Alongside writing the novel, in early 2015 I signed up for a fundraising trek in aid of Mind and began training. I began my blog in the hope that it would keep me focused if I committed to writing about my progress each week. The blog, unsurprisingly, turned into further documentation of my grief and the anxiety and depression which consumed me at times. Part of the training necessarily involved me reflecting on my reasons for fundraising, and these themes began weaving themselves into the writing which had started as a journal about preparing to climb mountains. Blogging became an impulse, and I found that I would get ‘itchy fingers’ as my need to get things down in writing became greater and greater. Once the trek was over, this need did not wain and I continued to find huge benefit in blogging. And so the blog morphed into more general pieces about mental health, suicide and my situation. Sometimes I wonder if I will ever run out of things to say and topics to write about – I would never want to feel pressured to write and I would never want to write for the sake of it. Somehow, however, new issues continue to come up regularly which I feel compelled to write about.
And so, as I sat with my loved ones in the auditorium I felt a sense of gratitude that I have found an outlet which helps me so much, and which without the experience of losing Ian I probably would never have fully discovered or pursued. It was an inspiring and uplifting evening.
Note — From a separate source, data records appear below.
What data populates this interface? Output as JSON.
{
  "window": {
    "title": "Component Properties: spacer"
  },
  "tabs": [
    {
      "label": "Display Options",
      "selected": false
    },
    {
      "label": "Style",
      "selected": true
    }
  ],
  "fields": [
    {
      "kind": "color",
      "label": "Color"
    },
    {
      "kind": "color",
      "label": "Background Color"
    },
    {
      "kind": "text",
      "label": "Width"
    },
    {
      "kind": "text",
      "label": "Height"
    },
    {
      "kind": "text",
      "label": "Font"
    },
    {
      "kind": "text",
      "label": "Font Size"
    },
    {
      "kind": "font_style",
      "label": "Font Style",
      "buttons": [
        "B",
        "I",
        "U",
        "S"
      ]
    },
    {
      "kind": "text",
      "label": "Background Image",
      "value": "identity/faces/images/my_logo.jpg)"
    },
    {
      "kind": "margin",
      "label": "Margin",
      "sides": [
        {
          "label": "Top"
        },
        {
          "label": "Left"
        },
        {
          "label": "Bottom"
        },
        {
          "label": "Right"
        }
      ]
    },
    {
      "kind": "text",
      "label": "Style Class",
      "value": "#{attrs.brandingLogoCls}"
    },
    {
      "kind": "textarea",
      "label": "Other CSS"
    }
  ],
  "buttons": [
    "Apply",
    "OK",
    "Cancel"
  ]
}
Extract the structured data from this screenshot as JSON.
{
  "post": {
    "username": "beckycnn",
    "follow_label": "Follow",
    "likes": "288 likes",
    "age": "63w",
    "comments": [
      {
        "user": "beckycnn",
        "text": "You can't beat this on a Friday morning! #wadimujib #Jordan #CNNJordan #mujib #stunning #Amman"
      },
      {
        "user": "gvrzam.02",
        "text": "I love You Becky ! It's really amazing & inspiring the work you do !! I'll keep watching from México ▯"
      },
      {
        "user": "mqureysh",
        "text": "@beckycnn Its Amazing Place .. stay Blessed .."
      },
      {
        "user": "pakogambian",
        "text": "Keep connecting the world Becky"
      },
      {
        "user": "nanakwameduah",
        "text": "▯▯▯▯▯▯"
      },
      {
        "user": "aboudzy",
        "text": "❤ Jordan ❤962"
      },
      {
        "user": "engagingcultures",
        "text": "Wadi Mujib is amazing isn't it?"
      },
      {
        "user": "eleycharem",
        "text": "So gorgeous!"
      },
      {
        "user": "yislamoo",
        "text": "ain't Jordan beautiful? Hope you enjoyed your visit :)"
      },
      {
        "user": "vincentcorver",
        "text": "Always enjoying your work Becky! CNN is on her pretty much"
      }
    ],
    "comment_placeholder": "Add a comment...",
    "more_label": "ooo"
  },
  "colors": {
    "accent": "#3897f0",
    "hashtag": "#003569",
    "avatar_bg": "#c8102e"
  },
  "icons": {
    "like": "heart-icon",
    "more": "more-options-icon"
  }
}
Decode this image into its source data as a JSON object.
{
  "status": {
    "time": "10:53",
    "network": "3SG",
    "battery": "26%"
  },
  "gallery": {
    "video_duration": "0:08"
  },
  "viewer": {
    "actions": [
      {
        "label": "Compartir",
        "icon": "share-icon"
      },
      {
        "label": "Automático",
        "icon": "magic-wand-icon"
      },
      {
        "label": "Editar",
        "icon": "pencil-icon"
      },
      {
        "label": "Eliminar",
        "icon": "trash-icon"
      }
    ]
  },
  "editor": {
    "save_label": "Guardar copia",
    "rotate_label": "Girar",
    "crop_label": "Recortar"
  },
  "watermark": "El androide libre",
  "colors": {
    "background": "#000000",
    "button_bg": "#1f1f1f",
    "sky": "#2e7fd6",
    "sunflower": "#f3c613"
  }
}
In the four years that I have attended the Media Awards, the most powerful moments have always been when people with lived experience speak about how they have used this to create their media pieces. The context, emotion and feeling behind the work always increases its power and resonance with others. This year, the winner of the Digital Champion award was a blog which addresses the heavily stigmatised diagnosis of borderline personality disorder by a woman who lives with the condition. It is a truly powerful, helpful and beautifully written resource which comes from the heart and soul of its writer. I highly recommend a read, you can find it at talkingaboutbpd.co.uk.
First and foremost, the heart of my blog and its importance to me will always be as a therapeutic outlet. I have found a way of addressing and managing my feelings through writing and this has allowed me to be empowered. In that sense my blog is not purely altruistic or purely concerned with helping others and society in general. It comes from a deep personal need, and I am proud of being able to admit that. If anyone else reads my blog and it helps them as an individual, or if in a more general sense it works towards challenging stigma around suicide and discussing the intricacies of anxiety and depression from a lived experience perspective, then I am very honoured and very pleased by this. To have had my writing recognised as being worthy of nomination for an award is a huge validation and confidence boost for me as an individual. To go back to my initial thoughts, it is something that I do not believe would have happened without the experience of being bereaved by suicide, living with anxiety and depression, and all that has happened both before and after Ian’s death. I feel through writing I have found a niche, an identity and something which I am good at. I am truly grateful for this unlikely gain which has come from so much pain and tragedy.